Here are two simple recipes that highlight asparagus as a side dish.
Italian Warm Asparagus in Marinade
Prep time: 5 minutes
Sitting time: 1 ½ hours
A traditional Italian recipe for serving wild asparagus, it is simple but hard to beat.
You could substitute basil for the mint if you like.
½ red onion, minced
½ tsp salt
2 tsp capers, rinsed and chopped
10 mint leaves, roughly chopped
1 tsp lemon juice
500g asparagus, thin spears are best
Place the onion and salt in a flat serving bowl. Mix well and let steep for 30 minutes. Add the capers, lemon juice, mint and marinate for at least one hour. Mix thoroughly from time to time. Meanwhile, cook the asparagus in boiling water for about three minutes, until they are tender but still crisp, and then drain.

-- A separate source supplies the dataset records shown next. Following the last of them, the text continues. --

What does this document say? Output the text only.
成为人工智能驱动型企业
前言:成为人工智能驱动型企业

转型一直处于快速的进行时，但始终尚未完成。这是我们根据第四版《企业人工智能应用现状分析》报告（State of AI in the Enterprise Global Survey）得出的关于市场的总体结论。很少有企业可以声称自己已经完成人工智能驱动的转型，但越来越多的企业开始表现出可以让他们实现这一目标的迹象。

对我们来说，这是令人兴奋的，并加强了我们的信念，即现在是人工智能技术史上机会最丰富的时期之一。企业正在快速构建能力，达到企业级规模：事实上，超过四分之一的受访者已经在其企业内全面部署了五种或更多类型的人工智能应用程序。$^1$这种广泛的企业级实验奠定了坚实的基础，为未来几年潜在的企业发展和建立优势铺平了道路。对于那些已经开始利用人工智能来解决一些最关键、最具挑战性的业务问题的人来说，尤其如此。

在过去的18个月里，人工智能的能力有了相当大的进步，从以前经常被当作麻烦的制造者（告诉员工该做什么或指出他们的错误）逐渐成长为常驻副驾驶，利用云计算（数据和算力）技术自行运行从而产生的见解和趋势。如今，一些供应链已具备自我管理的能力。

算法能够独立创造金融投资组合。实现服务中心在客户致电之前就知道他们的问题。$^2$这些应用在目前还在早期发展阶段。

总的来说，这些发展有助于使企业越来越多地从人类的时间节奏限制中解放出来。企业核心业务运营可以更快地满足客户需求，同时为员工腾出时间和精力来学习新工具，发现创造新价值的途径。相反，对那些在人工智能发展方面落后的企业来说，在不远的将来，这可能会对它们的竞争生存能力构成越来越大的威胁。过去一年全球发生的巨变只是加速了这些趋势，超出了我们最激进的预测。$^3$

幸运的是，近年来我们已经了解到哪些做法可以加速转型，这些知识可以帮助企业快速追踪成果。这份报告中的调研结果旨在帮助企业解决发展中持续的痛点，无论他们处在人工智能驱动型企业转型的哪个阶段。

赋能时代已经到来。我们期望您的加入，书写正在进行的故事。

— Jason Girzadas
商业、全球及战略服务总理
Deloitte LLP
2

Add the still warm asparagus to the marinade and add salt and pepper to taste. Toss gently and serve.
Japanese-style Raw Asparagus Salad
Raw asparagus has double the gut-friendly prebiotics than cooked. You could use whatever other summer vegetables you have on hand for this salad. To fill it out a little you could also add seared fresh tuna chunks with toasted sesame seeds. Or add boiled edamame beans and avocado slices.
Cook time: 10 minutes
200 grams asparagus
a small handful of mangetout, approx 50 grams, stringed and halved
A handful of rocket leaves
2 tbsp of good quality egg mayonnaise
1 tsp soy sauce
2 tsp sesame oil
½ tsp miso
finely grated zest and juice of ½ lemon
Cut the tips off the asparagus and set them aside. Using a vegetable peeler, peel ribbons from all the stems. Peel the zucchini into thin ribbons as well. Arrange the asparagus tips and ribbons on a plate
with the remaining vegetables, all tossed lightly together.
Combine all the dressing ingredients together in a small bowl, then drizzle over the salad and serve.
This recipe contains a lot of strong spices that only enhance the asparagus. Another option is to add prawns or chicken to make it more of a main meal.